If this is the best Google can do, then its project is not ready for prime time. The company needs to confront the criticisms of the deal head-on if it wants to win the hearts and minds of public-access champions; it can't simply recycle press releases. Is Google entitled to use legal jiu-jitsu to turn a defense of an infringement lawsuit into a non-legislated compulsory license for the profit of only one entity? Does a court have the authority to bless an arrangement with a self-appointed Books Rights Registry that offers terms less favorable to authors than those already offered by Google itself?

All good questions. All simply ignored.

Google should get itself unjoined from the Authors Guild's hip and open up the tent. There are lots of people of good will out there who are not out to destroy the potential advantages of a legally sanitized Google Books, but to reap its potential for everyone.

James Grimmelman, the New York Law School professor who is seeking to intervene on behalf of "orphan works" and related issues, acknowledges that the settlement as written would be "an improvement in the status quo," but rightly says that's not good enough.

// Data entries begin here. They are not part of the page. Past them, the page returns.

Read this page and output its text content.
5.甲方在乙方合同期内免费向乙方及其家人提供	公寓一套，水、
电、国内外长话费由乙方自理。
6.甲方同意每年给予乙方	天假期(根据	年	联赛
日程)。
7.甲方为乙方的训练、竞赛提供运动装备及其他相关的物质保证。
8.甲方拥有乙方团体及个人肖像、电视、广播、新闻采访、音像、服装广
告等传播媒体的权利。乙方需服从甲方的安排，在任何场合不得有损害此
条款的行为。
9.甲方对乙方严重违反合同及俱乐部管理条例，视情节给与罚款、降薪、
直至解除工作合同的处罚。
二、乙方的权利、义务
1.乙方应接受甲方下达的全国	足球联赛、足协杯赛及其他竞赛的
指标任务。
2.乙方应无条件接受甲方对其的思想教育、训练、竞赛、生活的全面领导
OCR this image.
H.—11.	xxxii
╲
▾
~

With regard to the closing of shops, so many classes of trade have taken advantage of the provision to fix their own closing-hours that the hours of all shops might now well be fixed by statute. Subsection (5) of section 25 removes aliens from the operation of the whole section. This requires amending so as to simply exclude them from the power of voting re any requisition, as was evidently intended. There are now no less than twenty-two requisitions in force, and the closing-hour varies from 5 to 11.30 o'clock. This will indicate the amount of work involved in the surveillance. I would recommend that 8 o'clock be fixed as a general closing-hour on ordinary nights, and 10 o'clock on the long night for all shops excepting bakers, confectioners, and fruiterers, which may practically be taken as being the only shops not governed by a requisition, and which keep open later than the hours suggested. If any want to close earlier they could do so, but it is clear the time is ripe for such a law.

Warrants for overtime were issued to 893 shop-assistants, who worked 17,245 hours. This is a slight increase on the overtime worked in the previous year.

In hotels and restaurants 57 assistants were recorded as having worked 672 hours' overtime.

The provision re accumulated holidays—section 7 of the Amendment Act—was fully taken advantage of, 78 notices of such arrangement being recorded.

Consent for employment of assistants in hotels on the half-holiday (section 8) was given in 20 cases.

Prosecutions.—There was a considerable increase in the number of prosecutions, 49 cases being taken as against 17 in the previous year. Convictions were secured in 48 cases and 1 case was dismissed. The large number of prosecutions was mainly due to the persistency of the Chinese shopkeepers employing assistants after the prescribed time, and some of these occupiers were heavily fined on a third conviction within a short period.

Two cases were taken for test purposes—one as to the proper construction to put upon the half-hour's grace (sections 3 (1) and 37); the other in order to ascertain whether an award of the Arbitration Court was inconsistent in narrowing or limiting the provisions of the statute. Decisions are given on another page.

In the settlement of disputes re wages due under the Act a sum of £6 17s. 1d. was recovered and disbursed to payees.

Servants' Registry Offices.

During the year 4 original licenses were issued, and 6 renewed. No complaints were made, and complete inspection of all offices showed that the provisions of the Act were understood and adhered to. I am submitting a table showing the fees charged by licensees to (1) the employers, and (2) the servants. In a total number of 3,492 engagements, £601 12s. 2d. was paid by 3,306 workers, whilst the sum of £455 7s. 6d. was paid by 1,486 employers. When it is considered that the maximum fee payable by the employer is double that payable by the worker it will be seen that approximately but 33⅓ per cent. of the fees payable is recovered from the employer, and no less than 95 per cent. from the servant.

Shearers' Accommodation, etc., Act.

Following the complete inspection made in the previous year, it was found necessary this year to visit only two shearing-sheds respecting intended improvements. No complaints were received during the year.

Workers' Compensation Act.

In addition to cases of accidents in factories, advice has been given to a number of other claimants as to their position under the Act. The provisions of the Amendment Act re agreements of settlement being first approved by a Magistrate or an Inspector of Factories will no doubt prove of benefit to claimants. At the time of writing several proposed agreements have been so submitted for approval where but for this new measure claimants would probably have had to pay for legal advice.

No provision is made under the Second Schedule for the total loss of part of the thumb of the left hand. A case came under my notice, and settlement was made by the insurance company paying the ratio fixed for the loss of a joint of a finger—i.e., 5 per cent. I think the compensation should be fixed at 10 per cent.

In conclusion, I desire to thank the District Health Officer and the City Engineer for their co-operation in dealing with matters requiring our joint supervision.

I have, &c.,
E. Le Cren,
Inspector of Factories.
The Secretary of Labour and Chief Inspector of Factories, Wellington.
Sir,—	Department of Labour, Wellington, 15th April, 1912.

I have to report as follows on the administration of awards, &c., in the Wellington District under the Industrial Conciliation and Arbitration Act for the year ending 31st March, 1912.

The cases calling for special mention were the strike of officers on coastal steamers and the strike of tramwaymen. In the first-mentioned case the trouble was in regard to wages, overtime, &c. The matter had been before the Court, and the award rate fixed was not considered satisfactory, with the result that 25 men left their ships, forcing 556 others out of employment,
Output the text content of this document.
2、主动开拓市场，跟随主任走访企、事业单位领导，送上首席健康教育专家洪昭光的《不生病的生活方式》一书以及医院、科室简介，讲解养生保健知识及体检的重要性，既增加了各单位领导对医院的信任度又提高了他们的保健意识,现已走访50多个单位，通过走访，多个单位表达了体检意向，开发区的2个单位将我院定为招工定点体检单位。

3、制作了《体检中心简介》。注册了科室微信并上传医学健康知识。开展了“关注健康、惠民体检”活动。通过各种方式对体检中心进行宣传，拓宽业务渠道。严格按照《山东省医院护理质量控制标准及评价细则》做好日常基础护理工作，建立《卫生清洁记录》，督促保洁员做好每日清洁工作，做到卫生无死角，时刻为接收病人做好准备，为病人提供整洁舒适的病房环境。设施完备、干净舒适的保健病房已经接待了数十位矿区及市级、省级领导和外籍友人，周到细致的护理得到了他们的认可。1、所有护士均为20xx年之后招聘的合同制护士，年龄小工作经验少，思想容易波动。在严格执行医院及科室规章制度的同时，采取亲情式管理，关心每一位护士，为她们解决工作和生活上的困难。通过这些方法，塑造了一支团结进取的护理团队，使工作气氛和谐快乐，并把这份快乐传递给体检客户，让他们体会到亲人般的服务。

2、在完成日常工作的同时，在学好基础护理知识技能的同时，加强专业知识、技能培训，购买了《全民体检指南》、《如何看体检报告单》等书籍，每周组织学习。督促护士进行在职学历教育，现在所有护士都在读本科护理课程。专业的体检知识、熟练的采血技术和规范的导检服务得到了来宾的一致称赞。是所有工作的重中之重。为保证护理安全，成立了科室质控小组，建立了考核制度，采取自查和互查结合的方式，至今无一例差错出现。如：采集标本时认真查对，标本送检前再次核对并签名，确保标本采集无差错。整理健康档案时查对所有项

The settlement, Grimmelman adds, "creates two new entities -- the Book Rights Registry Leviathan and the Google Book Search Behemoth -- with dangerously concentrated power.... We the public have a right to demand that those entities be subject to healthy, pro-competitive oversight."

From my standpoint, there's a lot more to say about the flaws of the settlement, but this is where authors should be focusing right now. It's a rare public-education moment for us to demonstrate to consumers that creators are their friends, not their enemies, in the new information age.